La légende du Chevalier au Cygne apparaît à la fin du XIIème siècle, et dès son origine elle se rattache à la figure historique de Godefroy de Bouillon : la première trace écrite que nous en ayons est une lettre de Gui de Bazoches, chanoine de Chalons et chroniqueur de la troisième croisade. Dans cette lettre, écrite entre 1175 et 1180, Gui de Bazoches mentionne le Chevalier au Cygne comme aïeul de Baudouin, le frère de Godefroy de Bouillon. Notre histoire est donc une de ces légendes dynastiques par lesquelles les puissants lignages de jadis aimaient à se rêver des ancêtres fabuleux, héros ou divinités.

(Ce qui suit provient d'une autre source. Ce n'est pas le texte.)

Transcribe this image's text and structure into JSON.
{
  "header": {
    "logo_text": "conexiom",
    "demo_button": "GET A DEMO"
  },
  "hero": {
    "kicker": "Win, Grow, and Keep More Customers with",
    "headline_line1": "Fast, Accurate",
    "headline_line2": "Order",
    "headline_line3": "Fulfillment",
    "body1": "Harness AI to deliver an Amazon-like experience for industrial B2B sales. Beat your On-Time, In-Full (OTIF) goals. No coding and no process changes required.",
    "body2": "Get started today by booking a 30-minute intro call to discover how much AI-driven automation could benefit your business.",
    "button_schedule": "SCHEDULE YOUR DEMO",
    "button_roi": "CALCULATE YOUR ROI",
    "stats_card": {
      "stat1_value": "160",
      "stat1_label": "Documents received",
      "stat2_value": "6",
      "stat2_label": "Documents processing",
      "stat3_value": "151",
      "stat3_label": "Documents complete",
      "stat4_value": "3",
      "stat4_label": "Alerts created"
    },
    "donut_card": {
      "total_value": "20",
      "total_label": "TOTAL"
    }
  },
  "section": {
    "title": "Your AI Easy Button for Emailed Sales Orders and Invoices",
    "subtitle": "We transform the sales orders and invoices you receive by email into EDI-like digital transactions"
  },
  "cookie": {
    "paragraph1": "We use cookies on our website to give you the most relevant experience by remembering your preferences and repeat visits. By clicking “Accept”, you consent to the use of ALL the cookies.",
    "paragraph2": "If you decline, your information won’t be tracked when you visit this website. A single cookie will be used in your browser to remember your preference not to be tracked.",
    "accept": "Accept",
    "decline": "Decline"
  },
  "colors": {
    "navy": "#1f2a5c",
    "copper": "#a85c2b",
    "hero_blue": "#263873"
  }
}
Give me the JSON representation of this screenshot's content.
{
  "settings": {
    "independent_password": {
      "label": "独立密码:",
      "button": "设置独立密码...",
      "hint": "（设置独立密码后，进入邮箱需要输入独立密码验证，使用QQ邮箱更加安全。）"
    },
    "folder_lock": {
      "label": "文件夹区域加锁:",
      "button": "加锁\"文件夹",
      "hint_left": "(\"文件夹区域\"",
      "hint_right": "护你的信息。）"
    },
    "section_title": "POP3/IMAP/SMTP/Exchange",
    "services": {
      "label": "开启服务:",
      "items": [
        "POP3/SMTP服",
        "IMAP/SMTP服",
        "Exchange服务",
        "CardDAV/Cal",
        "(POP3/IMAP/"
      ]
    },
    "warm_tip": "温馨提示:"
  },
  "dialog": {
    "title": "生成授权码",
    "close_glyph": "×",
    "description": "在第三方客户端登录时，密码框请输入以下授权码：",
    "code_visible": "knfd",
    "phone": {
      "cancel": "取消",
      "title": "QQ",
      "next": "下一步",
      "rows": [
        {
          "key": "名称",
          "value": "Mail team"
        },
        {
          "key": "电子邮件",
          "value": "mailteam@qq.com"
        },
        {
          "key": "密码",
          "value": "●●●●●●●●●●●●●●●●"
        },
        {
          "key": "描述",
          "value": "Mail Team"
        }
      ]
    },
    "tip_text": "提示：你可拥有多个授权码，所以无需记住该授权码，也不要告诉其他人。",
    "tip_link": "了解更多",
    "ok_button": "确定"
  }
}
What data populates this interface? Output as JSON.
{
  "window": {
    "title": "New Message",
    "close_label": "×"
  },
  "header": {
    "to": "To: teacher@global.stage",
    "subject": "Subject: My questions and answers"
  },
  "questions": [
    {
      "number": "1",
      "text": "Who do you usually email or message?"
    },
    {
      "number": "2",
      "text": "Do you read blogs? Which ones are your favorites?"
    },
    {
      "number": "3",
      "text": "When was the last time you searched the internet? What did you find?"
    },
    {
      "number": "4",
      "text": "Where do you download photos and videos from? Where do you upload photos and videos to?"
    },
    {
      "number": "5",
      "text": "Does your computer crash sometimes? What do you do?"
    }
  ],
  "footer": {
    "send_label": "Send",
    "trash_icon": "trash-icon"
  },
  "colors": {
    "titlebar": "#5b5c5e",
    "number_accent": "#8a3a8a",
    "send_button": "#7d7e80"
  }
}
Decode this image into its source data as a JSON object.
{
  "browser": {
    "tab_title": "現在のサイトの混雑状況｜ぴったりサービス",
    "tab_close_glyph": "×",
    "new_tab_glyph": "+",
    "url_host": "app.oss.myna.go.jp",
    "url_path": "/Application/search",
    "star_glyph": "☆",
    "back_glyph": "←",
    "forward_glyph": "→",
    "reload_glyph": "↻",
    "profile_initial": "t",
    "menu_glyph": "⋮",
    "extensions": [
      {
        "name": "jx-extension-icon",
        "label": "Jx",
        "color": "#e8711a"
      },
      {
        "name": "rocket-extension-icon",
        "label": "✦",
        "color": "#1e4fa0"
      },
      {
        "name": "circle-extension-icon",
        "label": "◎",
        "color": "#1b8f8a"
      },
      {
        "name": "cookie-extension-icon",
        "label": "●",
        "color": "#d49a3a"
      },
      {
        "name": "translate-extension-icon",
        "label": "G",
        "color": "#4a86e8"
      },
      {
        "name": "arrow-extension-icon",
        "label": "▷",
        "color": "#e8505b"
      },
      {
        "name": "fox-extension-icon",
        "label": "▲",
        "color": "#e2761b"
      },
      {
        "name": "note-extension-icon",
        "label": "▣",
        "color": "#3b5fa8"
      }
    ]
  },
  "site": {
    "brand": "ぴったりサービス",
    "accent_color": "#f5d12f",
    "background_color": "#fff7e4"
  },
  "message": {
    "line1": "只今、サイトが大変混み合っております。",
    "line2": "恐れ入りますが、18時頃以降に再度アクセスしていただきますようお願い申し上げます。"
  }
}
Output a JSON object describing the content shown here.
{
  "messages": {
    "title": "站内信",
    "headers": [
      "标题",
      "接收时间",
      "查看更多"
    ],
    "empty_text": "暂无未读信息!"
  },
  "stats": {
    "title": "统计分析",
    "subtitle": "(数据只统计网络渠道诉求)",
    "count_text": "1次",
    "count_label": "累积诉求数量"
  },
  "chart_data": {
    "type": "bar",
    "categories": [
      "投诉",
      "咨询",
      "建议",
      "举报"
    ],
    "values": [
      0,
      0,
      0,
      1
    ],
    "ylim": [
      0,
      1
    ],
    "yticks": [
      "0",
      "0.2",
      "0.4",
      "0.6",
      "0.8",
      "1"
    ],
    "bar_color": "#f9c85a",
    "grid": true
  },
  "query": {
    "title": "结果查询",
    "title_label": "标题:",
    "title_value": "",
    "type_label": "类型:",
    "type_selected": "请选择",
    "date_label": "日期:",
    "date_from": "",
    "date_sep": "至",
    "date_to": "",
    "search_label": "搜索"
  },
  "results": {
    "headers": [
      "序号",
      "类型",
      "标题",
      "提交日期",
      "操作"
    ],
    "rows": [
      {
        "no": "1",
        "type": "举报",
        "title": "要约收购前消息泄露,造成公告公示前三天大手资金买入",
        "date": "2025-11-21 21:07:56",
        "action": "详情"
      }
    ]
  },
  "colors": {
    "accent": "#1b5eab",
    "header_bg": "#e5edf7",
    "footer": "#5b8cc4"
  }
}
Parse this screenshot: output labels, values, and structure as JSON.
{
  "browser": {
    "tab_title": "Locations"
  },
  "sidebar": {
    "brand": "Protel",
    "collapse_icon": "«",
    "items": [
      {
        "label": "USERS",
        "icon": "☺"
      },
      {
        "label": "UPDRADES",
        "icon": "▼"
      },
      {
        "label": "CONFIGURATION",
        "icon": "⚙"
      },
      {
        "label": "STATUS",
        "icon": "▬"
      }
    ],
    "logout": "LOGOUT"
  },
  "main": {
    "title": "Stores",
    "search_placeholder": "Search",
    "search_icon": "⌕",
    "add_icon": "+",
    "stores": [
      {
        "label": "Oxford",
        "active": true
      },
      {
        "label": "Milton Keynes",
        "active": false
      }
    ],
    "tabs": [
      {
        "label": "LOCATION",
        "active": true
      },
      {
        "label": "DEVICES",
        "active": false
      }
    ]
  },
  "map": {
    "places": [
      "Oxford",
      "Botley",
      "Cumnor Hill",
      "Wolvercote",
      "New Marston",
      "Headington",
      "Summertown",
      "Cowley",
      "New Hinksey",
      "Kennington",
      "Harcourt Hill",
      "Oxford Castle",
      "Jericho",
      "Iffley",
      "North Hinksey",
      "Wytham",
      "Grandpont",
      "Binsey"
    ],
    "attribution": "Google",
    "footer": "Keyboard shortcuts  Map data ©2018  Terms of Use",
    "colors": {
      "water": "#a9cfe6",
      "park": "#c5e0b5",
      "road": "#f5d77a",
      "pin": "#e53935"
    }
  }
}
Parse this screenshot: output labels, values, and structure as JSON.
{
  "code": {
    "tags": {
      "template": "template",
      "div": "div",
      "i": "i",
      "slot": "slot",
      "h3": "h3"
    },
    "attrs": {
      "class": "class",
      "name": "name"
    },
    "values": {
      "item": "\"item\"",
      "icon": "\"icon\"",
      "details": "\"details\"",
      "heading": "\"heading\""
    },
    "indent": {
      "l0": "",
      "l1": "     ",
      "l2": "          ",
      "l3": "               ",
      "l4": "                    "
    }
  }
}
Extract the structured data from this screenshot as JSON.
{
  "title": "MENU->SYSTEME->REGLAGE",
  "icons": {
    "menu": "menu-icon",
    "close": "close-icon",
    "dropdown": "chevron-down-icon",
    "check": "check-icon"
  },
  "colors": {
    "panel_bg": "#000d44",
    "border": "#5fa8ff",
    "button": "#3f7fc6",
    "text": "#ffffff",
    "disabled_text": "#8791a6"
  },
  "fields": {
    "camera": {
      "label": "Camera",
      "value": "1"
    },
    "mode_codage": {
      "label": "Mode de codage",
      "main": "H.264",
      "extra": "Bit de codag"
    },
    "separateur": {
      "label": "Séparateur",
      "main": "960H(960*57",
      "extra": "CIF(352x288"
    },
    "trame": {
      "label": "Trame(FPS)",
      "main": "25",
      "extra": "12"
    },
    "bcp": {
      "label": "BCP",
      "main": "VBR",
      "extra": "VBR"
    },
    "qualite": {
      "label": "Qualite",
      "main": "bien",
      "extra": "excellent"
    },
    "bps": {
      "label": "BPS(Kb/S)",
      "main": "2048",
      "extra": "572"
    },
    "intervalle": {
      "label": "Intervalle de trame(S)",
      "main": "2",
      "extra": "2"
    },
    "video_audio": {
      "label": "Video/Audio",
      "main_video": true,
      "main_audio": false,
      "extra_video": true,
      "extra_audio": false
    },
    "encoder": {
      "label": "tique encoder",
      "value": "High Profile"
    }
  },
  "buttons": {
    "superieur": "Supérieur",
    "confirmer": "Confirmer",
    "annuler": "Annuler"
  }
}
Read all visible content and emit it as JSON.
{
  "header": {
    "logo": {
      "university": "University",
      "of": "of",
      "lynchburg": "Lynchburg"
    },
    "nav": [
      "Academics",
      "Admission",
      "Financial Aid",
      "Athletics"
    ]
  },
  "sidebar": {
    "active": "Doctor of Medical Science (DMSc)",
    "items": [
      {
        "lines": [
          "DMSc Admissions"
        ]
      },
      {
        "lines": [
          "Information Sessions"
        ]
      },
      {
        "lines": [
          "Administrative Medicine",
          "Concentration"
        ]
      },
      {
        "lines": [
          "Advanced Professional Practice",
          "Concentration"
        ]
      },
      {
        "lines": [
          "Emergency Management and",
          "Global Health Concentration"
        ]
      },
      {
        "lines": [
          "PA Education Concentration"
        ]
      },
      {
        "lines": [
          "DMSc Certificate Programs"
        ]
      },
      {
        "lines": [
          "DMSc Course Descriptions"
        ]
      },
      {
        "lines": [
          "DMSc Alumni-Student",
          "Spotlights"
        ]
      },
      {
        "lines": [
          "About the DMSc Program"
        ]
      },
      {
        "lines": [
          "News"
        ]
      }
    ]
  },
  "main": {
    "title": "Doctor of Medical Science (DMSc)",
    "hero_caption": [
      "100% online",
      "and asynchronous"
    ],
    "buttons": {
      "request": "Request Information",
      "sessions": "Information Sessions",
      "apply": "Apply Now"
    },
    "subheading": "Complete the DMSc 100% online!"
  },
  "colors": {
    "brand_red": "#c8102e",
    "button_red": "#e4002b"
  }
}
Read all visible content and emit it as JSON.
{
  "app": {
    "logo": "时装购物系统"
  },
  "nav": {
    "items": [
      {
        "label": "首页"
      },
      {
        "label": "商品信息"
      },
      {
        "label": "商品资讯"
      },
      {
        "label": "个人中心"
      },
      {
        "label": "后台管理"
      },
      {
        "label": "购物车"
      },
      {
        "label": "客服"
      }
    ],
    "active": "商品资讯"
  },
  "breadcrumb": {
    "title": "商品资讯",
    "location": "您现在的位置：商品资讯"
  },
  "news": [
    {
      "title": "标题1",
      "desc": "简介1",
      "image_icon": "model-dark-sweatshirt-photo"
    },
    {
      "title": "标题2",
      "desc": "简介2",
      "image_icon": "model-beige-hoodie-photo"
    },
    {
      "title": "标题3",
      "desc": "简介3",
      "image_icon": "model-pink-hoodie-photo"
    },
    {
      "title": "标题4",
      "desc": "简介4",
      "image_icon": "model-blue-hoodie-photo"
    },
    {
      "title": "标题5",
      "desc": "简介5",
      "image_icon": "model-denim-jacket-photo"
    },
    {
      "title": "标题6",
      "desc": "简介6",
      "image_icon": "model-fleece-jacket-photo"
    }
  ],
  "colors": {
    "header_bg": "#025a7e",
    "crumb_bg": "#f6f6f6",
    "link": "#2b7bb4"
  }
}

L'histoire du Chevalier est attestée au Moyen Âge sous de nombreuses formes et dans diverses langues. Des allusions y sont faites dans des écrits de langue latine, et une saga norvégienne du XIIIème siècle, rédigée dans l'entourage du roi Hákon IV Hákonarson, la rattache au cycle de Charlemagne et place le Chevalier au nombre des paladins de l'empereur à la barbe fleurie.
Toutefois, c'est en France et en Allemagne que la légende a connu le plus grand rayonnement. On peut supposer qu'elle s'est diffusée depuis les contrées limitrophes de la France et de l'Empire, des régions à l'allégeance incertaine et mouvante, où les domaines linguistiques se jouxtaient, et où s'enchevêtraient les alleux et les fiefs (tel ce Barrois mouvant d'où vint Jeanne d'Arc, qui était terre d'Empire et fief du roi de France). Peut-on préciser d'avantage ? On peut en tout cas former des hypothèses. Plusieurs indices semblent rattacher la légende à la Lorraine. Tout d'abord, bien sûr, Godefroy de Bouillon, le descendant supposé du Chevalier, fut duc de Lorraine. Par ailleurs, le père du Chevalier, dans une des versions du récit, se nomme Lothaire, or la Lorraine n'était autre que l'ancienne Lotharingie. Enfin le nom allemand du Chevalier provient de celui d'un héros des chansons de geste françaises, Garin le Lorrain, c'est à dire le Loheran Garin dans la langue de l'époque : du Loheran Garin, par déformation, les conteurs allemands ont fait Lohengrin. Or Garin le Lorrain était duc de Lorraine dans nos épopées, où il est le héros principal d'un groupe de chansons : la Geste des Lorrains, qui narre une épouvantable guerre entre deux clans féodaux, les seigneurs de Lorraine et ceux du Bordelais. En France, Garin le Lorrain n'était pas le Chevalier au Cygne, mais il est significatif que le nom de ce personnage, héros régional de la Lorraine, soit devenu en Allemagne celui du Chevalier.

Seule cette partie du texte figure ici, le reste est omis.